With the iPad and My School website dominating tech headlines, I wonder if the federal Government’s proposed internet filter is flying under the radar.
But what is it, and how will it affect us?
The filter is based on a blacklist of (undisclosed) sites, with no plans to increase transparency of the project. It’s expected to be a technical nightmare, and — despite suggestions only Gen Y is in protest — most Australians are in opposition.
So in the privacy of your home, you may log on to an adult URL, or research content flagged ‘inappropriate’ (sites on euthanasia and abortion included), and while kids everywhere are secretly ogling busty broads in bubbles on late night telly, before you know it, computer says no.
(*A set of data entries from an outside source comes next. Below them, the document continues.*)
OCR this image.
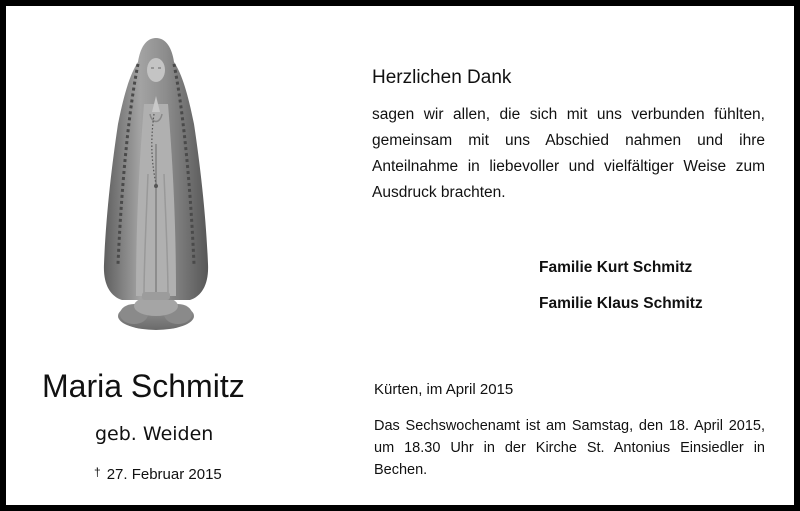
Maria Schmitz
geb. Weiden
† 27. Februar 2015
Herzlichen Dank
sagen wir allen, die sich mit uns verbunden fühlten, gemeinsam mit uns Abschied nahmen und ihre Anteilnahme in liebevoller und vielfältiger Weise zum Ausdruck brachten.
Familie Kurt Schmitz
Familie Klaus Schmitz
Kürten, im April 2015
Das Sechswochenamt ist am Samstag, den 18. April 2015, um 18.30 Uhr in der Kirche St. Antonius Einsiedler in Bechen.
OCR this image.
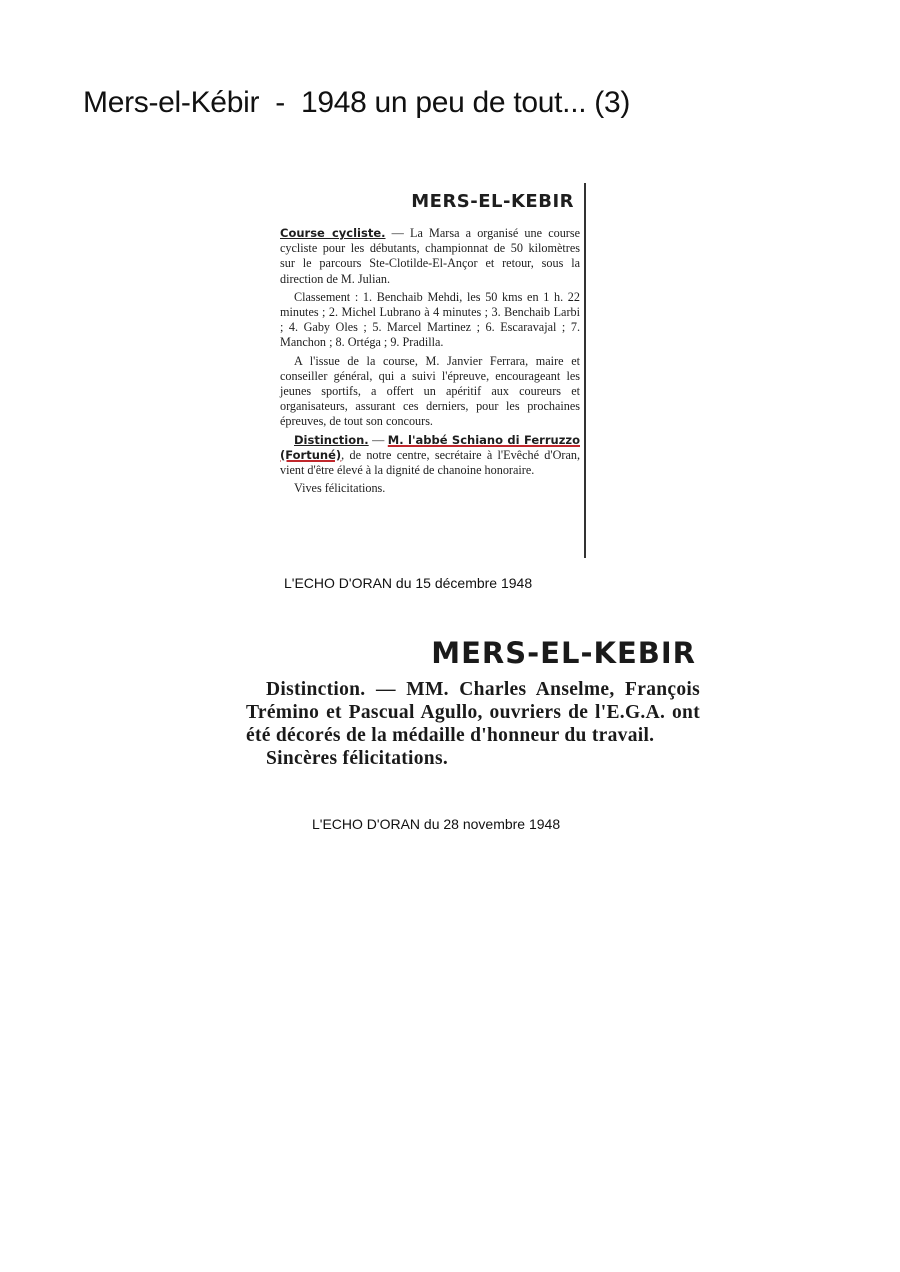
Mers-el-Kébir  -  1948 un peu de tout... (3)
MERS-EL-KEBIR

Course cycliste. — La Marsa a organisé une course cycliste pour les débutants, championnat de 50 kilomètres sur le parcours Ste-Clotilde-El-Ançor et retour, sous la direction de M. Julian.

Classement : 1. Benchaib Mehdi, les 50 kms en 1 h. 22 minutes ; 2. Michel Lubrano à 4 minutes ; 3. Benchaib Larbi ; 4. Gaby Oles ; 5. Marcel Martinez ; 6. Escaravajal ; 7. Manchon ; 8. Ortéga ; 9. Pradilla.

A l'issue de la course, M. Janvier Ferrara, maire et conseiller général, qui a suivi l'épreuve, encourageant les jeunes sportifs, a offert un apéritif aux coureurs et organisateurs, assurant ces derniers, pour les prochaines épreuves, de tout son concours.

Distinction. — M. l'abbé Schiano di Ferruzzo (Fortuné), de notre centre, secrétaire à l'Evêché d'Oran, vient d'être élevé à la dignité de chanoine honoraire.

Vives félicitations.

L'ECHO D'ORAN du 15 décembre 1948
MERS-EL-KEBIR

Distinction. — MM. Charles Anselme, François Trémino et Pascual Agullo, ouvriers de l'E.G.A. ont été décorés de la médaille d'honneur du travail.

Sincères félicitations.

L'ECHO D'ORAN du 28 novembre 1948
Will our monitors start flashing? Will we trigger silent alarms? Will men in white coats be thumping down our doors to drug us and whisk us off to the Filter Farm?
Communications Minister Stephen Conroy claims it’ll protect children from inappropriate content. Critics beg to differ. The filter will only sift unencrypted web (HTTP) traffic, would be easily circumvented, and won’t stop distribution of illegal material on encrypted networks, where most of this stuff is apparently exchanged.
The Government’s own studies acknowledge ‘harmless’ sites will be inadvertently blocked, and agree education is more effective for protecting kids. Most security programs already offer sufficient parental controls, so wouldn’t taxpayers’ dollars be better spent funding police ops to infiltrate the furtive sickos who peddle kiddie porn?
Mandatory censorship isn’t the answer. I don’t like the idea of a third party playing moral compass for the rest of us.
And hello — but did I miss public debate on this?
If you really want to stop this, write a letter to your local member — the kind sent in the post. More info at www.nocleanfeed.com
So act now, before you end up on the filter farm with the men in white coats and their happy drugs.